Its harsh: it gives rise to accusations that the law favours the criminal. But it is also just: an absolute rein on police fishing expeditions.

Not, though, in the UK. The oddest thing about this case is that the pièce de resistance - the couple simulating sex on camera - only became a crime by virtue of the presence of the camera in the first place. They knew they were being filmed. Stupidly, they put on a performance for the lens.

Otherwise, it seems highly unlikely that their neighbours would have ever seen or been disturbed by this particular bit of faked rumpy-pumpy.

The number of circles in that argument are starting to make my head ache. Entrapment, anyone?

Wednesday, 4 March 2009

Careless Words

Oh dear. Some people in the public eye really should be more careful how they phrase things.

First up is MP Julie Kirkbride, expressing her concern - in debate about moves to make secret the addresses of candidates for parliamentary election - about nutty constituents. "You never know", she observes poignantly "if someone is going to explode ...".

Clearly a reference to the recent outbreak of suicide bombers in leafy Bromsgrove. Although others arguing in favour of the measure claims it has nothing to do with terrorism.

Then there's the English Cricket Umpire just back from being shot at in Pakistan. He appeared on the Beeb's News at One today to complain that he had been promised "Presidential Level" security.

So what's his problem? A short grounding in the history of Pakistan over the last fifty years or so suggests that that is exactly what he got. Pakistani Presidents have an unfortunate habit of not dying from old age.

I suppose he could have asked for "Prime Ministerial security" - but even that, as Benazir Bhutto found out to her cost, has its drawbacks.

OK. Is this crude and bad taste? Perhaps: but so too is being so ignorant of a country and its history that one can presume, as this guy does, that one can insist on everything being "just like home" - and then whinge when it isn't.
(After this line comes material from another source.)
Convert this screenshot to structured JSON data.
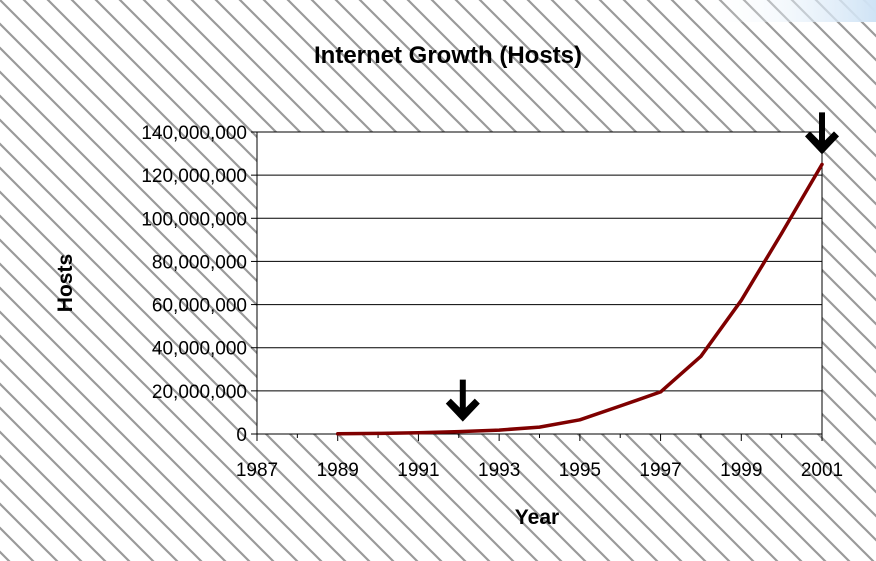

Perhaps the Pakistanis have more serious problems to worry about right now than the whining of an overseas visitor.

Monday, 2 March 2009

x

Getting booted up

One immediate spur to action was the weekend's Modern Liberty Convention.

It wasn't exactly inspiring: but it was good to be out and about, hob-nobbing with the activist classes, and up on my hind legs actually speechifying about something once more.

Nice, too, to be recognised (and heckled) by David Howarth, Cambridge's ever-so-cuddly Lib Dem MP. At least that proves that David is a far more visual sort of person than I have ever been. The chances of my recognising even my best friend whilst passing in the street are small to vanishing. My lack of visual acuity is something of a hosuehold joke.

So: much as I remember the man, the voice and some of his sentiments, the chances of my recognising someone I last saw as an up and coming member of the West Midlands Liberal Party some twenty years ago are...nil.

But back to Cambridge and the CML. I also chaired a session - on regulating the internet. Inevitably, perhaps - given that we had the Internet Watch Foundation on the platform - debate skewed round to matters of sex and porn. A pity, since the debate about internet regulation is about so much more: terror, suicide, hate speech, offense and threat. You name it: someone, somewhere has probably requested that it be banned or blocked.

Then, as karma would have it: back home to write up the apparent demise of the Australian attempt at internet regulation. Oh dear! It has hit the buffers, splatttering Comms Supremo, Stephen Conroy, with loads of egg.

It couldn't happen to a nicer Minister.

Let's try again...

I started, so...maybe I won't ever finish, but my New Year's resolution (or seeing as its now February, my Lenten vow) is to get this blog re-started. Yes: a newer, lighter, more streamlined audela is even now waiting in the wings.

If I fall out of the habit again, please poke.